Euro Grubu maliye bakanları Brüksel'deki zirvede Yunanistan'a 10 milyar 300 milyon euroluk yardım paketine yeşil ışık yaktı. Berlin'de yayımlanan Die Tageszeitung zirveyi şöyle eleştiriyor:

“Yunanistan şimdi ama gerçekten kurtuldu! Euro Grubu, Brüksel'deki oturumunun sonrasında bu sevinçli mesajı verdi. Ama durum hiç de öyle değil. Herhangi bir sorun çözülmedi, Almanya kalıcı bir rahatlamanın önündeki başlıca engel olmayı sürdürüyor. Bu anlaşma sonrasında Yunanistan'ın durumu daha iyi hale gelmeyecek, zira anlaşma ülkenin sürekli yüksek bütçe fazlalarına ulaşabileceği yönündeki gerçekçi olmayan, ekonomik açıdan tutarsız kabule dayanıyor. Uluslararası Para Fonu IMF tam da bu kabülü eleştirmişti. Ülke alacaklılarından gelecek yardıma bağımlı olmayı sürdürüyor. Yapılan büyük fedakârlıkların karşılığını verdiğini gösteren, uzun süredir özlemle beklenen işaret ise yine verilemedi. Ülkenin geleceği nihayetinde Almanya'daki federal meclis seçimlerine bağımlı. Ancak (Almanya Maliye Bakanı Wolfgang) Schäuble gittiğinde Yunanistan belki derin bir nefes alabilir.”

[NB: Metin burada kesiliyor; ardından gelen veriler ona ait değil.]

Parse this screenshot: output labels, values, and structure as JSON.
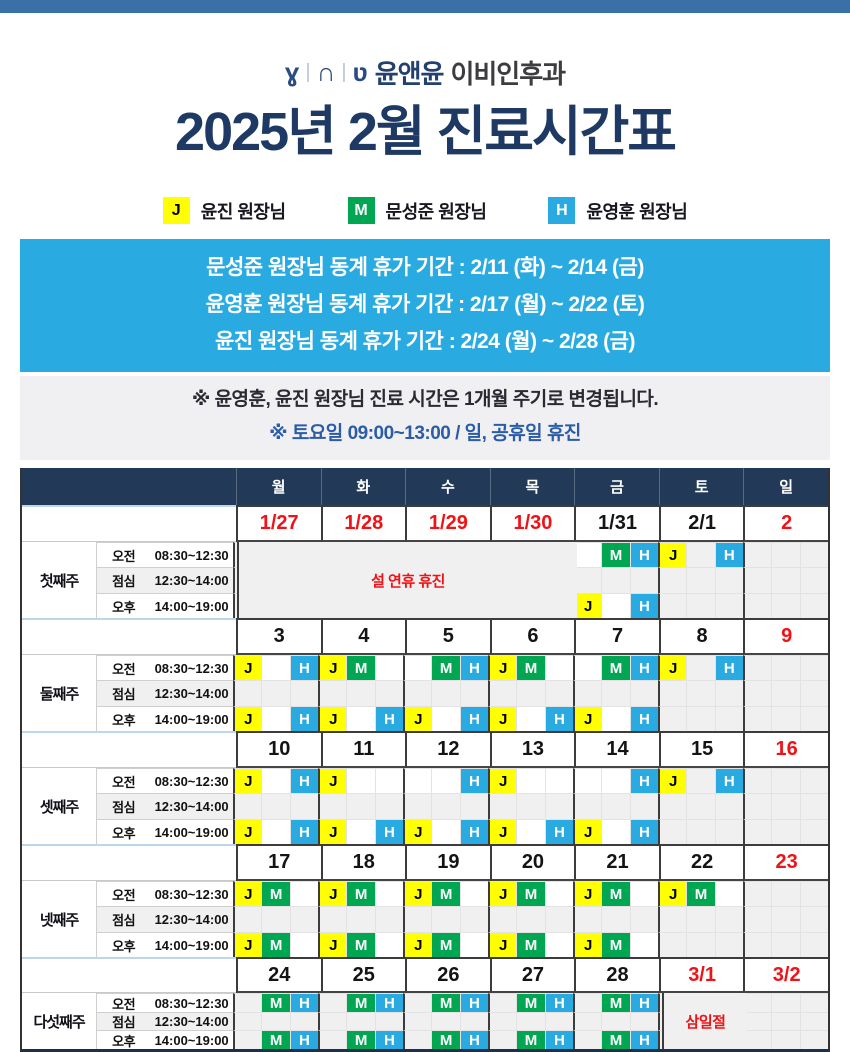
{
  "logo": {
    "glyphs": [
      "ɣ",
      "∩",
      "ʋ"
    ],
    "name": "윤앤윤",
    "suffix": "이비인후과"
  },
  "title": "2025년 2월 진료시간표",
  "legend": [
    {
      "letter": "J",
      "color": "#ffff00",
      "text_color": "#000000",
      "label": "윤진 원장님"
    },
    {
      "letter": "M",
      "color": "#00a651",
      "text_color": "#ffffff",
      "label": "문성준 원장님"
    },
    {
      "letter": "H",
      "color": "#29abe2",
      "text_color": "#ffffff",
      "label": "윤영훈 원장님"
    }
  ],
  "notice_blue": {
    "bg": "#29abe2",
    "lines": [
      "문성준 원장님 동계 휴가 기간 : 2/11 (화) ~ 2/14 (금)",
      "윤영훈 원장님 동계 휴가 기간 : 2/17 (월) ~ 2/22 (토)",
      "윤진 원장님 동계 휴가 기간 : 2/24 (월) ~ 2/28 (금)"
    ]
  },
  "notice_gray": {
    "lines": [
      {
        "text": "※ 윤영훈, 윤진 원장님 진료 시간은 1개월 주기로 변경됩니다.",
        "color": "#2a2a33"
      },
      {
        "text": "※ 토요일  09:00~13:00 / 일, 공휴일 휴진",
        "color": "#2b5ca8"
      }
    ]
  },
  "schedule": {
    "day_headers": [
      "월",
      "화",
      "수",
      "목",
      "금",
      "토",
      "일"
    ],
    "periods": [
      {
        "key": "am",
        "name": "오전",
        "time": "08:30~12:30"
      },
      {
        "key": "lunch",
        "name": "점심",
        "time": "12:30~14:00"
      },
      {
        "key": "pm",
        "name": "오후",
        "time": "14:00~19:00"
      }
    ],
    "weeks": [
      {
        "label": "첫째주",
        "dates": [
          {
            "t": "1/27",
            "r": true
          },
          {
            "t": "1/28",
            "r": true
          },
          {
            "t": "1/29",
            "r": true
          },
          {
            "t": "1/30",
            "r": true
          },
          {
            "t": "1/31"
          },
          {
            "t": "2/1"
          },
          {
            "t": "2",
            "r": true
          }
        ],
        "am": [
          "ggg",
          "ggg",
          "ggg",
          "ggg",
          ".MH",
          "JgH",
          "ggg"
        ],
        "lunch": [
          "ggg",
          "ggg",
          "ggg",
          "ggg",
          "ggg",
          "ggg",
          "ggg"
        ],
        "pm": [
          "ggg",
          "ggg",
          "ggg",
          "ggg",
          "J.H",
          "ggg",
          "ggg"
        ],
        "merges": [
          {
            "col": 0,
            "span": 4,
            "text": "설 연휴 휴진"
          }
        ]
      },
      {
        "label": "둘째주",
        "dates": [
          {
            "t": "3"
          },
          {
            "t": "4"
          },
          {
            "t": "5"
          },
          {
            "t": "6"
          },
          {
            "t": "7"
          },
          {
            "t": "8"
          },
          {
            "t": "9",
            "r": true
          }
        ],
        "am": [
          "J.H",
          "JM.",
          ".MH",
          "JM.",
          ".MH",
          "JgH",
          "ggg"
        ],
        "lunch": [
          "ggg",
          "ggg",
          "ggg",
          "ggg",
          "ggg",
          "ggg",
          "ggg"
        ],
        "pm": [
          "J.H",
          "J.H",
          "J.H",
          "J.H",
          "J.H",
          "ggg",
          "ggg"
        ],
        "merges": []
      },
      {
        "label": "셋째주",
        "dates": [
          {
            "t": "10"
          },
          {
            "t": "11"
          },
          {
            "t": "12"
          },
          {
            "t": "13"
          },
          {
            "t": "14"
          },
          {
            "t": "15"
          },
          {
            "t": "16",
            "r": true
          }
        ],
        "am": [
          "J.H",
          "J..",
          "..H",
          "J..",
          "..H",
          "JgH",
          "ggg"
        ],
        "lunch": [
          "ggg",
          "ggg",
          "ggg",
          "ggg",
          "ggg",
          "ggg",
          "ggg"
        ],
        "pm": [
          "J.H",
          "J.H",
          "J.H",
          "J.H",
          "J.H",
          "ggg",
          "ggg"
        ],
        "merges": []
      },
      {
        "label": "넷째주",
        "dates": [
          {
            "t": "17"
          },
          {
            "t": "18"
          },
          {
            "t": "19"
          },
          {
            "t": "20"
          },
          {
            "t": "21"
          },
          {
            "t": "22"
          },
          {
            "t": "23",
            "r": true
          }
        ],
        "am": [
          "JM.",
          "JM.",
          "JM.",
          "JM.",
          "JM.",
          "JM.",
          "ggg"
        ],
        "lunch": [
          "ggg",
          "ggg",
          "ggg",
          "ggg",
          "ggg",
          "ggg",
          "ggg"
        ],
        "pm": [
          "JM.",
          "JM.",
          "JM.",
          "JM.",
          "JM.",
          "ggg",
          "ggg"
        ],
        "merges": []
      },
      {
        "label": "다섯째주",
        "small": true,
        "dates": [
          {
            "t": "24"
          },
          {
            "t": "25"
          },
          {
            "t": "26"
          },
          {
            "t": "27"
          },
          {
            "t": "28"
          },
          {
            "t": "3/1",
            "r": true
          },
          {
            "t": "3/2",
            "r": true
          }
        ],
        "am": [
          "gMH",
          "gMH",
          "gMH",
          "gMH",
          "gMH",
          "ggg",
          "ggg"
        ],
        "lunch": [
          "ggg",
          "ggg",
          "ggg",
          "ggg",
          "ggg",
          "ggg",
          "ggg"
        ],
        "pm": [
          "gMH",
          "gMH",
          "gMH",
          "gMH",
          "gMH",
          "ggg",
          "ggg"
        ],
        "merges": [
          {
            "col": 5,
            "span": 1,
            "text": "삼일절"
          }
        ]
      }
    ]
  },
  "colors": {
    "topbar": "#3a70a8",
    "title_navy": "#1e3a64",
    "header_navy": "#223a57",
    "doctor_J": "#ffff00",
    "doctor_M": "#00a651",
    "doctor_H": "#29abe2",
    "holiday_red": "#ef1216",
    "closed_gray": "#f0f0f0"
  }
}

BdT neue Milliardenhilfen für Griechenland
Fotoğraf: picture-alliance/dpa/J. Büttner

Die Welt gazetesi IMF'nin Yunanistan'a borç indirimi önerisini Euro Grubu'nun dinlememiş olmasını şöyle yorumluyor:

“Almanya Maliye Bakanı açısından Alman iç politikasındaki karışıklık göz önüne alındığında bir zafer gibi görünen şey Batı'nın bütünü açısından ahlaki bir felaketten ibaret. Zira esasında IMF, olabildiğince objektif bir ödeme temelinde yorgun ülkeler için kurtarma programlarını hayata geçirecek bir örgüt olarak tasarlanmıştı. En azından teoride geçerli olan buydu. Brüksel'deki son müzakere gecesinden sonra artık buna inanan varsa bile kalmamıştır. IMF'nin kamuoyu önünde bu kadar hakir görüldüğü enderdir.”